Em relação aos resultados do segundo trimestre deste ano, podemos dizer que tivemos algumas boas notícias. Isso porque a indústria foi o principal componente do crescimento (1,8%), seguindo pelos serviços (1%), e agropecuária (que, neste trimestre, contribui negativamente ao produto em -2,3%). Trata-se de boa notícia não apenas porque a indústria, se comparada à agropecuária, é setor que emprega mais pessoas, mas porque também ela possui maior capacidade de sustentar o crescimento da economia ao longo do tempo.

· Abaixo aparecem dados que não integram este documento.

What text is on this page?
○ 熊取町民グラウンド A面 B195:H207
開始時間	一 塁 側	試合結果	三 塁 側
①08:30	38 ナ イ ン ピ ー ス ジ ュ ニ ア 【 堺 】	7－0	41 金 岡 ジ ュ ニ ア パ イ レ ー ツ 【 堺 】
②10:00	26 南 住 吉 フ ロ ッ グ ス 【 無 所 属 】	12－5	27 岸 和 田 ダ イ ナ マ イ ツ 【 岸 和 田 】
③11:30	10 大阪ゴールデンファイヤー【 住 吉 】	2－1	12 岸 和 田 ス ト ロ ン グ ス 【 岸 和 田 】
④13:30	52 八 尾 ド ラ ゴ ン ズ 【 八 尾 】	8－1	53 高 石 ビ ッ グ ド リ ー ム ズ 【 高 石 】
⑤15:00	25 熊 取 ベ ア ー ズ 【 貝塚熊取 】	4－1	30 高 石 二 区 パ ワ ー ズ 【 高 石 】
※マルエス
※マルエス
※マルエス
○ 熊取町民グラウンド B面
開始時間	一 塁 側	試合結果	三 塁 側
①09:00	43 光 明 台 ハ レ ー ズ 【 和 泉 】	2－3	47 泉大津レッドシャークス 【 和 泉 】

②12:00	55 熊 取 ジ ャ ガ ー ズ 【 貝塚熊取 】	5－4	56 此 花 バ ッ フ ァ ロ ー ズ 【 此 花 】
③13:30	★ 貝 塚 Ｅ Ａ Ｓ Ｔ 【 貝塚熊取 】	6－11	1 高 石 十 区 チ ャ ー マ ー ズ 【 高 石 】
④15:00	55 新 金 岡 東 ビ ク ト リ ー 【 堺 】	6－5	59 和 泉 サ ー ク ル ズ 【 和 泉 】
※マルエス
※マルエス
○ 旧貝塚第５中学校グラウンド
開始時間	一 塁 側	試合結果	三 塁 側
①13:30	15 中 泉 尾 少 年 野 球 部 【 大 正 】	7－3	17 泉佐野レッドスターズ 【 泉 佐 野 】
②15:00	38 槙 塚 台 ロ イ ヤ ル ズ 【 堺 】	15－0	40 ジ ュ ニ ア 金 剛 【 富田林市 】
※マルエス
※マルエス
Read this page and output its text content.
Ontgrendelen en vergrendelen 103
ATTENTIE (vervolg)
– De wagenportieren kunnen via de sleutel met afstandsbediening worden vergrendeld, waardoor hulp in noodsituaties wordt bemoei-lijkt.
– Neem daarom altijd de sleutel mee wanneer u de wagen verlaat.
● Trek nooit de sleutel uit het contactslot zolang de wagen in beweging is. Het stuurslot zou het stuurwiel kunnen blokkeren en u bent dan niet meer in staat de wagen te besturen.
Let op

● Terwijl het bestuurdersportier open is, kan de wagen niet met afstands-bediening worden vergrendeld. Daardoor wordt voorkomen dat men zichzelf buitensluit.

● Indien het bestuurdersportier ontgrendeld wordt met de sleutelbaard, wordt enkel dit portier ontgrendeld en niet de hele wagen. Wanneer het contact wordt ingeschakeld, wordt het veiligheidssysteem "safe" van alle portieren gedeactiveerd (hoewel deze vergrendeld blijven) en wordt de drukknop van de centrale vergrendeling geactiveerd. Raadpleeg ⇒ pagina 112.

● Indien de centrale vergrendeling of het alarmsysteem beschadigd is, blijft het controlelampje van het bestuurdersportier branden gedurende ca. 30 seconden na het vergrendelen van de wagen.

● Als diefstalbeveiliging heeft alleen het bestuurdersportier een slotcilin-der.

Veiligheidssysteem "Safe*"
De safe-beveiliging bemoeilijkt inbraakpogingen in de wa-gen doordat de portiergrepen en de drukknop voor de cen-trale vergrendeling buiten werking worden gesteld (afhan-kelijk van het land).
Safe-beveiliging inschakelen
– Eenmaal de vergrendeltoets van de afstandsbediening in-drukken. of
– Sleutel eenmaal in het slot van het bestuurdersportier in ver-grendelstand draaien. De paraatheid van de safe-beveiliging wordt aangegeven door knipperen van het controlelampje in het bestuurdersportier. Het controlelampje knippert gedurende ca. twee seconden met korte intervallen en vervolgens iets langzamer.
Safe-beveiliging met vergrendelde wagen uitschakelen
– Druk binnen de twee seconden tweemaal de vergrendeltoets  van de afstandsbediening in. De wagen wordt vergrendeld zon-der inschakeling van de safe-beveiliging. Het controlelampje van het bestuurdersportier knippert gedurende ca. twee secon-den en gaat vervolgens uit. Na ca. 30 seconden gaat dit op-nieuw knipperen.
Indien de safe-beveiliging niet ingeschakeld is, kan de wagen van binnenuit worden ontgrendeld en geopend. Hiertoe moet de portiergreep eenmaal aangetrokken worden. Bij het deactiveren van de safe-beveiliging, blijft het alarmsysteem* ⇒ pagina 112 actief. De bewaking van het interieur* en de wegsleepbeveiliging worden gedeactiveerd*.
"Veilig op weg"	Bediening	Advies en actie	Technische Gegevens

De fato, se analisarmos o PIB pela ótica da demanda, vemos que o investimento cresceu muito acima da média (2,1%), o que indica que o crescimento da indústria, em grande parte, se deveu ao aumento do investimento da economia como um todo. Suscintamente, empresas demandaram pela aquisição e construção de mais máquinas, equipamentos e prédios (investimento), e isso foi respondido em parte pela indústria brasileira que cresceu (a indústria de construção civil cresceu 3,5% e a de transformação 1,8%), e, provavelmente, em parte pelas importações de alguns desses bens que não produzimos internamente (as importações em geral tiveram alta não desprezível de 7,6%).

O aumento do investimento é bom sinal pois indica melhor capacidade da economia brasileira manter índices de crescimento no futuro, já que ele significa um aumento da capacidade produtiva do país. Entretanto, vale lembrar que, embora tenha crescido no último trimestre, a taxa de investimento do Brasil ainda está em um patamar historicamente baixo. A efeito de comparação, ela é apenas 16,8% hoje, enquanto em 2013, pico do PIB per capita, ela era de 21%. Isso quer dizer que seria fundamental que ela cresça proporcionalmente mais do que o PIB em vários trimestres seguidos para que de fato possamos ficar satisfeitos com o resultado. Podemos esperar que isso irá ocorrer daqui para frente?

Uma economia que cresce demais?

Economia crescendo mais que o esperado, investimento em alta. Vinte e dois anos após o penta, enfim uma notícia a ser comemorada por todo o país? Não exatamente. O leitor pode ter percebido que, curiosamente, boa parte dos analistas que povoam a grande imprensa adotou tom cauteloso a respeito dos dados do IBGE. Muitos deles pareciam quase lamentar o resultado do PIB. Na sua visão, a economia brasileira está crescendo acima do seu potencial, o que pressionaria um aumento da inflação. Argumentam, portanto, que os dados de crescimento divulgados pelo IBGE deveriam servir argumento para que o Banco Central inicie um ciclo de alto das taxas de juros para… diminuir o crescimento da economia!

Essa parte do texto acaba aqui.